Increased neointimal formation in cystathionine gamma-lyase deficient mice: role of hydrogen sulfide in α5β1-integrin and matrix metalloproteinase-2 expression in smooth muscle cells.

The physiological and pathological roles of hydrogen sulfide (H(2)S) in the regulation of cardiovacular functions have been recognized. Vascular smooth muscle cells (SMCs) express cystathionine gamma-lyase (CSE) and produce significant amount of H(2)S. Although growing evidence demonstated the anti-atherosclerotic effect of H(2)S, less is known about the contribution of the endogenous CSE/H(2)S pathway to the development of vascular remodeling.

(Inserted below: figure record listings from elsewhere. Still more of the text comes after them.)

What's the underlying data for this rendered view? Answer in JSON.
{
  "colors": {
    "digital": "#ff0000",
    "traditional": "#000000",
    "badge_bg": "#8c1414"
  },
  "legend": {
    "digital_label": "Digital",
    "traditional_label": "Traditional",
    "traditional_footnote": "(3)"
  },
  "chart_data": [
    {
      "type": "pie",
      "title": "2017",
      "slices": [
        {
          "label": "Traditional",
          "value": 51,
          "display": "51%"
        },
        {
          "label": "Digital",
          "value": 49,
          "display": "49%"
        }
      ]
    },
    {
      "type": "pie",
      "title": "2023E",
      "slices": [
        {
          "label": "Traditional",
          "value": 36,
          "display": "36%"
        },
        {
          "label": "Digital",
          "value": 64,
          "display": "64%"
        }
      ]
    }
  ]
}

This study investigated the roles of the CSE/H(2)S pathway on SMC migration and neoimtimal formation by using CSE knockout (KO) mice. SMCs and aortic explants isolated from CSE KO mice exhibited more migration and outgrowth compared with that from wild-type (WT) mice, and exogenously applied NaHS (a H(2)S donor) at 100 μM significantly inhibited SMC migration and outgrowth. SMCs became more elongated and spread in the absence of CSE, and fibronectin significantly stimulated adhesion and migration of SMCs from CSE KO mice (KO-SMCs) in comparison with SMCs from WT mice (WT-SMCs). The expressions of α5- and β1-integrins were significantly higher in KO-SMCs, and functional blocking of α5β1-integrin effectively abrogated KO-SMC migration. CSE deficiency also enhanced matrix metalloproteinase-2 (MMP-2) expression, and the selective blocking of MMP-2 decreased KO-SMC migration. NaHS treatment decreased both the expressions of α5- and β1-integrins and MMP-2. We further found that the expressions of α5- and β1-integrins as well as MMP-2, were stimulated by fibronectin, and that the blockage of α5β1-integrin reduced but overexpression of α5β1-integrin induced MMP-2 expression in both WT-SMCs and KO-SMCs. We also noticed that CSE deficiency in mice led to increased neointima formation in carotid arteries 4 weeks after ligation, which were attenuated by NaHS administration. In conclusion, inhibition of SMC migration by H(2)S may be a novel target for the treatment of vascular occlusive disorder.